Menhub: Penanganan banjir jalur KA perlu dilakukan secara komprehensif
Menhub: Penanganan Banjir Jalur KA Perlu Dilakukan Secara Komprehensif
Jakarta, Senin, 16 Januari 2023 – Menteri Perhubungan Dudy Purwagandhi menginstruksikan penanganan banjir di jalur kereta api perlu dilakukan secara komprehensif, baik dalam jangka pendek maupun jangka panjang. Hal ini disampaikan Menhub saat meninjau lokasi terdampak banjir di Jakarta dan sekitarnya pada Senin pagi.
Menhub mengekspresikan keprihatinan atas dampak banjir terhadap layanan kereta api yang mengganggu aktivitas masyarakat.

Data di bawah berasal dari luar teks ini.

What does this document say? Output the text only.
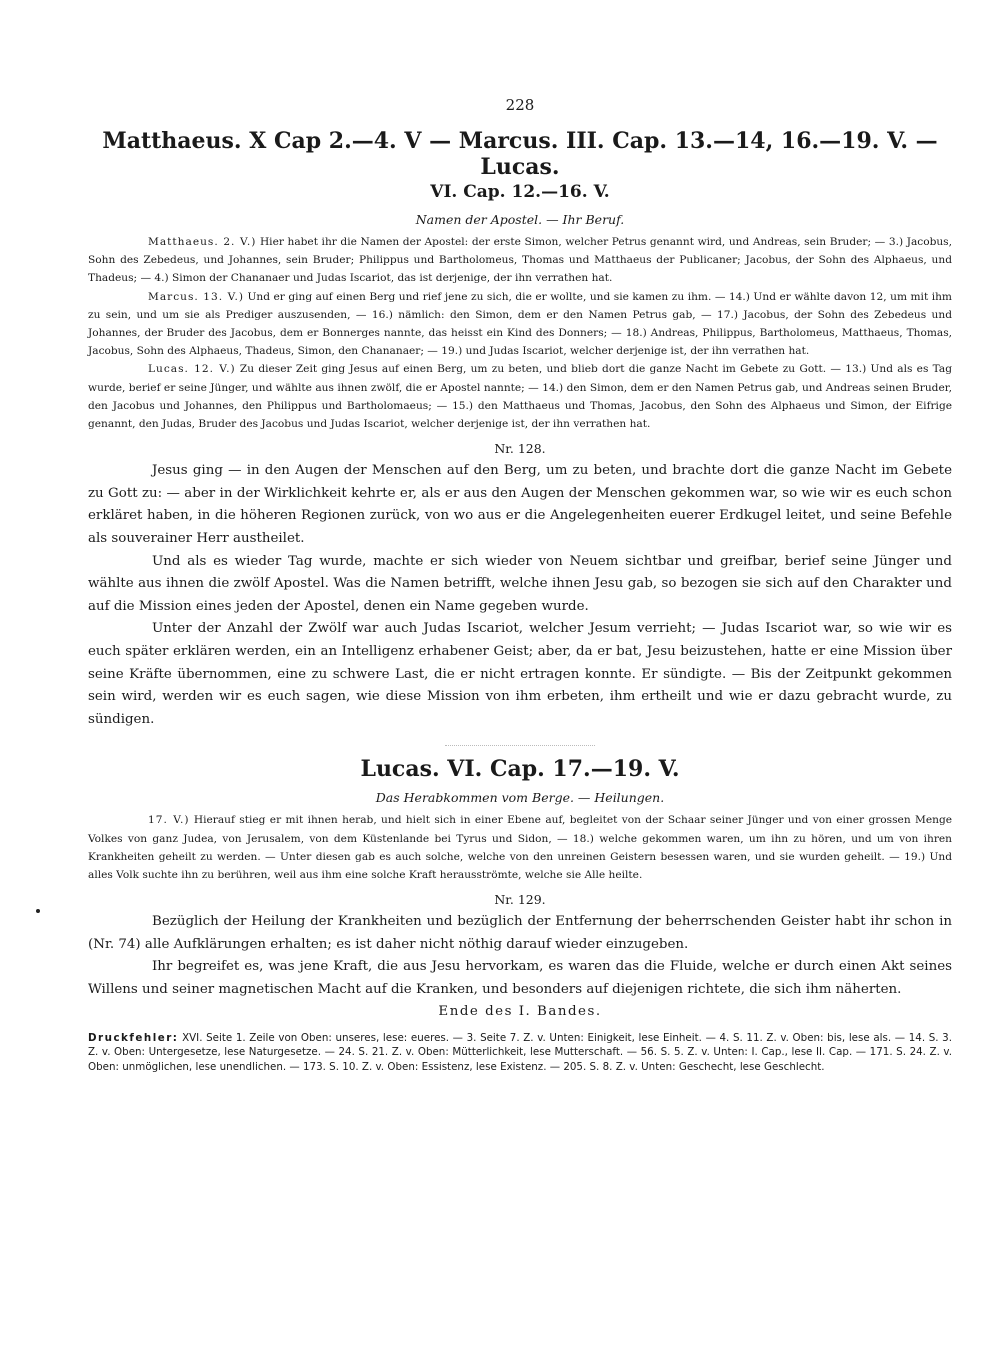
228
Matthaeus. X Cap 2.—4. V — Marcus. III. Cap. 13.—14, 16.—19. V. — Lucas.
VI. Cap. 12.—16. V.
Namen der Apostel. — Ihr Beruf.

Matthaeus. 2. V.) Hier habet ihr die Namen der Apostel: der erste Simon, welcher Petrus genannt wird, und Andreas, sein Bruder; — 3.) Jacobus, Sohn des Zebedeus, und Johannes, sein Bruder; Philippus und Bartholomeus, Thomas und Matthaeus der Publicaner; Jacobus, der Sohn des Alphaeus, und Thadeus; — 4.) Simon der Chananaer und Judas Iscariot, das ist derjenige, der ihn verrathen hat.

Marcus. 13. V.) Und er ging auf einen Berg und rief jene zu sich, die er wollte, und sie kamen zu ihm. — 14.) Und er wählte davon 12, um mit ihm zu sein, und um sie als Prediger auszusenden, — 16.) nämlich: den Simon, dem er den Namen Petrus gab, — 17.) Jacobus, der Sohn des Zebedeus und Johannes, der Bruder des Jacobus, dem er Bonnerges nannte, das heisst ein Kind des Donners; — 18.) Andreas, Philippus, Bartholomeus, Matthaeus, Thomas, Jacobus, Sohn des Alphaeus, Thadeus, Simon, den Chananaer; — 19.) und Judas Iscariot, welcher derjenige ist, der ihn verrathen hat.

Lucas. 12. V.) Zu dieser Zeit ging Jesus auf einen Berg, um zu beten, und blieb dort die ganze Nacht im Gebete zu Gott. — 13.) Und als es Tag wurde, berief er seine Jünger, und wählte aus ihnen zwölf, die er Apostel nannte; — 14.) den Simon, dem er den Namen Petrus gab, und Andreas seinen Bruder, den Jacobus und Johannes, den Philippus und Bartholomaeus; — 15.) den Matthaeus und Thomas, Jacobus, den Sohn des Alphaeus und Simon, der Eifrige genannt, den Judas, Bruder des Jacobus und Judas Iscariot, welcher derjenige ist, der ihn verrathen hat.

Nr. 128.

Jesus ging — in den Augen der Menschen auf den Berg, um zu beten, und brachte dort die ganze Nacht im Gebete zu Gott zu: — aber in der Wirklichkeit kehrte er, als er aus den Augen der Menschen gekommen war, so wie wir es euch schon erkläret haben, in die höheren Regionen zurück, von wo aus er die Angelegenheiten euerer Erdkugel leitet, und seine Befehle als souverainer Herr austheilet.

Und als es wieder Tag wurde, machte er sich wieder von Neuem sichtbar und greifbar, berief seine Jünger und wählte aus ihnen die zwölf Apostel. Was die Namen betrifft, welche ihnen Jesu gab, so bezogen sie sich auf den Charakter und auf die Mission eines jeden der Apostel, denen ein Name gegeben wurde.

Unter der Anzahl der Zwölf war auch Judas Iscariot, welcher Jesum verrieht; — Judas Iscariot war, so wie wir es euch später erklären werden, ein an Intelligenz erhabener Geist; aber, da er bat, Jesu beizustehen, hatte er eine Mission über seine Kräfte übernommen, eine zu schwere Last, die er nicht ertragen konnte. Er sündigte. — Bis der Zeitpunkt gekommen sein wird, werden wir es euch sagen, wie diese Mission von ihm erbeten, ihm ertheilt und wie er dazu gebracht wurde, zu sündigen.

Lucas. VI. Cap. 17.—19. V.
Das Herabkommen vom Berge. — Heilungen.

17. V.) Hierauf stieg er mit ihnen herab, und hielt sich in einer Ebene auf, begleitet von der Schaar seiner Jünger und von einer grossen Menge Volkes von ganz Judea, von Jerusalem, von dem Küstenlande bei Tyrus und Sidon, — 18.) welche gekommen waren, um ihn zu hören, und um von ihren Krankheiten geheilt zu werden. — Unter diesen gab es auch solche, welche von den unreinen Geistern besessen waren, und sie wurden geheilt. — 19.) Und alles Volk suchte ihn zu berühren, weil aus ihm eine solche Kraft herausströmte, welche sie Alle heilte.

Nr. 129.

Bezüglich der Heilung der Krankheiten und bezüglich der Entfernung der beherrschenden Geister habt ihr schon in (Nr. 74) alle Aufklärungen erhalten; es ist daher nicht nöthig darauf wieder einzugeben.

Ihr begreifet es, was jene Kraft, die aus Jesu hervorkam, es waren das die Fluide, welche er durch einen Akt seines Willens und seiner magnetischen Macht auf die Kranken, und besonders auf diejenigen richtete, die sich ihm näherten.

Ende des I. Bandes.

Druckfehler: XVI. Seite 1. Zeile von Oben: unseres, lese: eueres. — 3. Seite 7. Z. v. Unten: Einigkeit, lese Einheit. — 4. S. 11. Z. v. Oben: bis, lese als. — 14. S. 3. Z. v. Oben: Untergesetze, lese Naturgesetze. — 24. S. 21. Z. v. Oben: Mütterlichkeit, lese Mutterschaft. — 56. S. 5. Z. v. Unten: I. Cap., lese II. Cap. — 171. S. 24. Z. v. Oben: unmöglichen, lese unendlichen. — 173. S. 10. Z. v. Oben: Essistenz, lese Existenz. — 205. S. 8. Z. v. Unten: Geschecht, lese Geschlecht.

“Curah hujan yang terjadi saat ini memang relatif lebih tinggi dibandingkan tahun-tahun sebelumnya. Oleh karena itu, penanganannya tidak hanya bersifat sementara, tetapi juga harus dipikirkan untuk jangka panjang agar kejadian serupa dapat diantisipasi ke depan,” tegas Menhub.
Ia menekankan pentingnya langkah-langkah mitigasi banjir di jalur KA, termasuk pengaturan sistem drainase, normalisasi sungai, dan pembangunan tanggul yang lebih efektif. “Kami berharap langkah-langkah ini dapat dilakukan secara kolaboratif dengan pemerintah daerah, BPBD, dan instansi terkait lainnya,” tambahnya.
Dalam rangka pencegahan dan penanganan banjir jangka pendek, Menhub menginstruksikan PT KAI untuk memaksimalkan operasi pompa dan sistem drainase di wilayah-wilayah rawan banjir. Serta, melakukan percepatan proses evakuasi warga dan penyugulan bantuan logistik bagi mereka yang terdampak.
Pihak Kemenhub juga akan mempertimbangkan alternatif jalur kereta api untuk memastikan laju operasional kereta api tetap terjaga, meskipun ada titik-titik jalur yang terendam banjir.
“Kami akan terus memantau situasi dan mematuhi anjuran dari BNPB dan pihak berwenang terkait,” ujar Menhub.
Pada kesempatan tersebut, Menhub turut menyerahkan bantuan logistik bagi warga yang terdampak banjir. Bantuan tersebut berupa makanan, minuman, dan perlengkapan kebersihan.
Dosen Teknik Sipil Universitas Indonesia, Dr. Arif Setiawan, menjelaskan bahwa penanganan banjir di jalur kereta api perlu di atas sekedar membangun tanggul.
“Sistem drainase yang efisien dan sistem pompa yang terpasang secara tepat sangat penting,” ungkap Dr. Arif.
Selain itu, ia juga menyarankan pembangunan sistem peringatan dini banjir di jalur KA agar dapat membantu pihak-pihak terkait mengambil langkah-langkah pencegahan lebih cepat.
Lebih lanjut, Dr. Arif menekankan perlunya kerjasama antar instansi dan pemerintah daerah dalam menangani banjir, termasuk dalam hal pembagian tanggung jawab dan koordinasi.
Terpisah, PT KAI memberikan komitmen untuk terus berkoordinasi dengan Kemenhub dan instansi terkait dalam penanganan banjir di jalur KA mereka.
“Kami berkomitmen untuk memberikan pelayanan terbaik kepada masyarakat meskipun dalam kondisi cuaca ekstrem seperti ini. Kami harap masyarakat dapat bekerja sama dengan kami dalam menghadapi banjir,” ujar[[nama perwakilan]] selaku seorang perwakilan PT KAI.
Dari kunjungan dan pernyataan-pernyataan yang disampaikan oleh Menhub dan pihak terkait, terlihat bahwa penanganan banjir di jalur kereta api perlu dilakukan secara terstruktur dan komprehensif. Langkah-langkah jangka pendek dan jangka panjang harus diimplementasikan untuk meminimalisir dampak banjir terhadap layanan kereta api dan keselamatan masyarakat.